Despite a bitter January chill and unrelenting winds, the memorial drew a crowd. A hundred chairs were not enough, not with 15 cameras hugging the back and sides of the room. About two dozen stood for the proceedings, organized and emceed by the journalist and author Lawrence Wright—a friend of Khashoggi’s who interviewed him for his book on al-Qaeda, The Looming Tower (Wright’s heartfelt tribute in The New Yorker, where he works as a staff writer, was published Wednesday night and previewed the memorial). The documentary filmmaker Alex Gibney and the former FBI special agent Ali Soufan were also behind the event, which was formally hosted by Warner, Schiff, and Chabot.
In addition to the members of Congress, speakers included press-freedom advocates and the Washington Post publisher, Fred Ryan. They called for those responsible to be held accountable for killing Khashoggi. It’s a new year, and if the Saudis thought Washington would move on by now, it seems they are mistaken.
But the state of affairs seems bleak: Congress says it wants action, but does not take action; the White House absolves the Saudi crown prince of any and all guilt; and Secretary of State Pompeo has also chosen to ignore the CIA consensus rather than publicly contradict the president.
While follow-up action is not typically the byproduct of a memorial service, this memorial service was different. It transpired to say, We’re still here. We’re still demanding answers.

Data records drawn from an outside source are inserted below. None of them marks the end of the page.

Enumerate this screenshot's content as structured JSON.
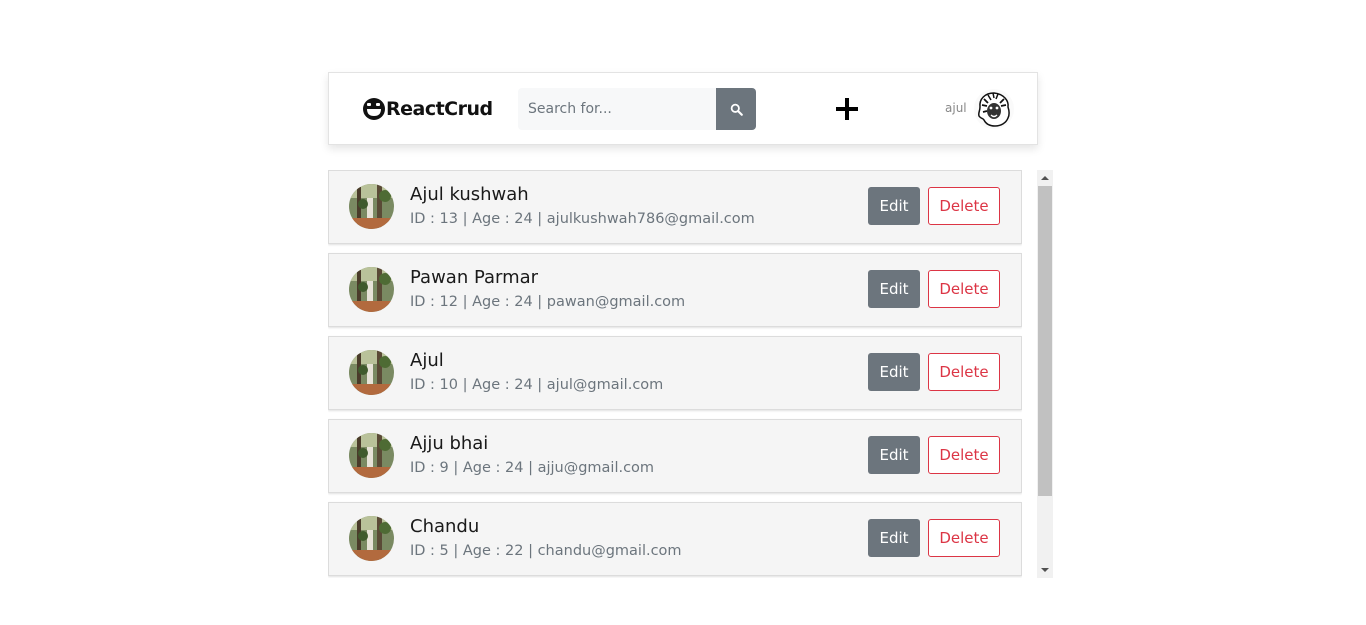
{
  "header": {
    "brand": "ReactCrud",
    "search": {
      "placeholder": "Search for...",
      "value": ""
    },
    "add_icon": "plus-icon",
    "username": "ajul",
    "avatar_icon": "lion-avatar"
  },
  "users": [
    {
      "name": "Ajul kushwah",
      "meta": "ID : 13 | Age : 24 | ajulkushwah786@gmail.com",
      "edit_label": "Edit",
      "delete_label": "Delete"
    },
    {
      "name": "Pawan Parmar",
      "meta": "ID : 12 | Age : 24 | pawan@gmail.com",
      "edit_label": "Edit",
      "delete_label": "Delete"
    },
    {
      "name": "Ajul",
      "meta": "ID : 10 | Age : 24 | ajul@gmail.com",
      "edit_label": "Edit",
      "delete_label": "Delete"
    },
    {
      "name": "Ajju bhai",
      "meta": "ID : 9 | Age : 24 | ajju@gmail.com",
      "edit_label": "Edit",
      "delete_label": "Delete"
    },
    {
      "name": "Chandu",
      "meta": "ID : 5 | Age : 22 | chandu@gmail.com",
      "edit_label": "Edit",
      "delete_label": "Delete"
    }
  ],
  "colors": {
    "secondary": "#6c757d",
    "danger": "#dc3545",
    "card_bg": "#f5f5f5"
  }
}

“[Khashoggi’s] daughters probably said it best,” said Klobuchar, “and I quote, ‘This is no eulogy, for that would confer a state of closure. Rather this is a promise that his light will never fade, that his legacy will be preserved within us.’ That’s our job right now in Congress, not only for what’s going on around the world but what’s going on in our own country.” If nothing else, the memorial was a reminder that we are far from closure.